En cualquier caso, el fanatismo anula la capacidad de pensar en términos de soluciones reales, aceptables e integradoras. Enreda y altera con debates imperiosos de lealtades y obligaciones. Y nos aleja de las necesarias transformaciones sociales por hacer, y nos condena a vivir peor. Por esto, al buscar conocimiento (de la clase que sea) conviene dotarse de un grado de escepticismo con el que poder mirar con detalle y con el rigor suficiente.
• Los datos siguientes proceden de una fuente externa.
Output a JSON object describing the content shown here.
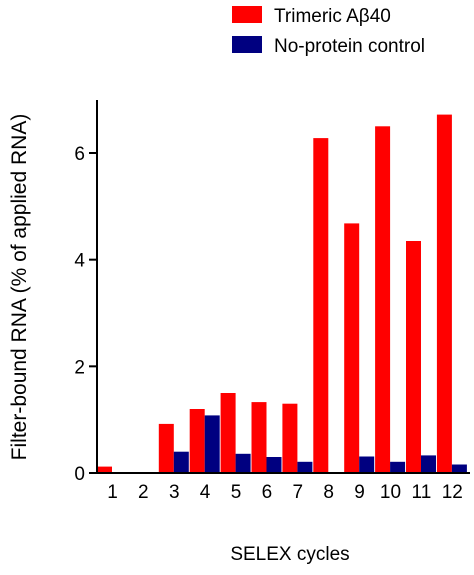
{
  "chart_data": {
    "type": "bar",
    "xlabel": "SELEX cycles",
    "ylabel": "Filter-bound RNA (% of applied RNA)",
    "categories": [
      "1",
      "2",
      "3",
      "4",
      "5",
      "6",
      "7",
      "8",
      "9",
      "10",
      "11",
      "12"
    ],
    "ylim": [
      0,
      7
    ],
    "yticks": [
      0,
      2,
      4,
      6
    ],
    "grid": false,
    "legend_position": "top-right",
    "series": [
      {
        "name": "Trimeric Aβ40",
        "color": "#ff0000",
        "values": [
          0.12,
          0,
          0.92,
          1.2,
          1.5,
          1.33,
          1.3,
          6.28,
          4.68,
          6.5,
          4.35,
          6.72
        ]
      },
      {
        "name": "No-protein control",
        "color": "#000080",
        "values": [
          0,
          0,
          0.4,
          1.08,
          0.36,
          0.3,
          0.21,
          0,
          0.31,
          0.21,
          0.33,
          0.16
        ]
      }
    ]
  }
}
Entre 1840 y 1890, la población de Europa –decía Hobsbawm– creció un 33 por ciento, pero el número de niños que iban al colegio aumentó un 145 por ciento. Hubo una eclosión en la enseñanza primaria. En Prusia, donde abundaban las escuelas primarias, el número de estas aumentó más del 50 por ciento en treinta años. En Italia, donde escaseaban las escuelas, su incremento llegó al 460 por ciento. En 1861, año de la unificación italiana, Massimo D’Azeglio (escritor, pintor, político y yerno del autor de la novela histórica Los novios, Alessandro Manzoni) manifestó: “Ya tenemos Italia; ahora debemos hacer italianos”. Valga señalar, por ejemplo, que para muchos venecianos que emigraron a Estados Unidos hacia 1880, Italia venía a ser un término vacío. No obstante, en América no guardaban distinción entre Venecia e Italia, y los consideraban italianos a todos ellos.
No se puede dejar de destacar el valor fundamental de los matrimonios mixtos (no sólo en cantidad, sino como incubadora de riqueza cultural y económica), cuyos descendientes acceden a distintas herencias y no pueden ser forzados a elegir una única identidad étnica. Para respirar libertad, hay que convivir fuera y por encima de guetos. No nos podemos cerrar en tribus. Y, por supuesto, se debe rebatir, con claridad y sin complejos, el paupérrimo y penosísimo lugar común de que sólo quienes son de su propio grupo pueden entender sus argumentos y su idiosincrasia; y que, si no lo son, ni siquiera tienen derecho a intentarlo.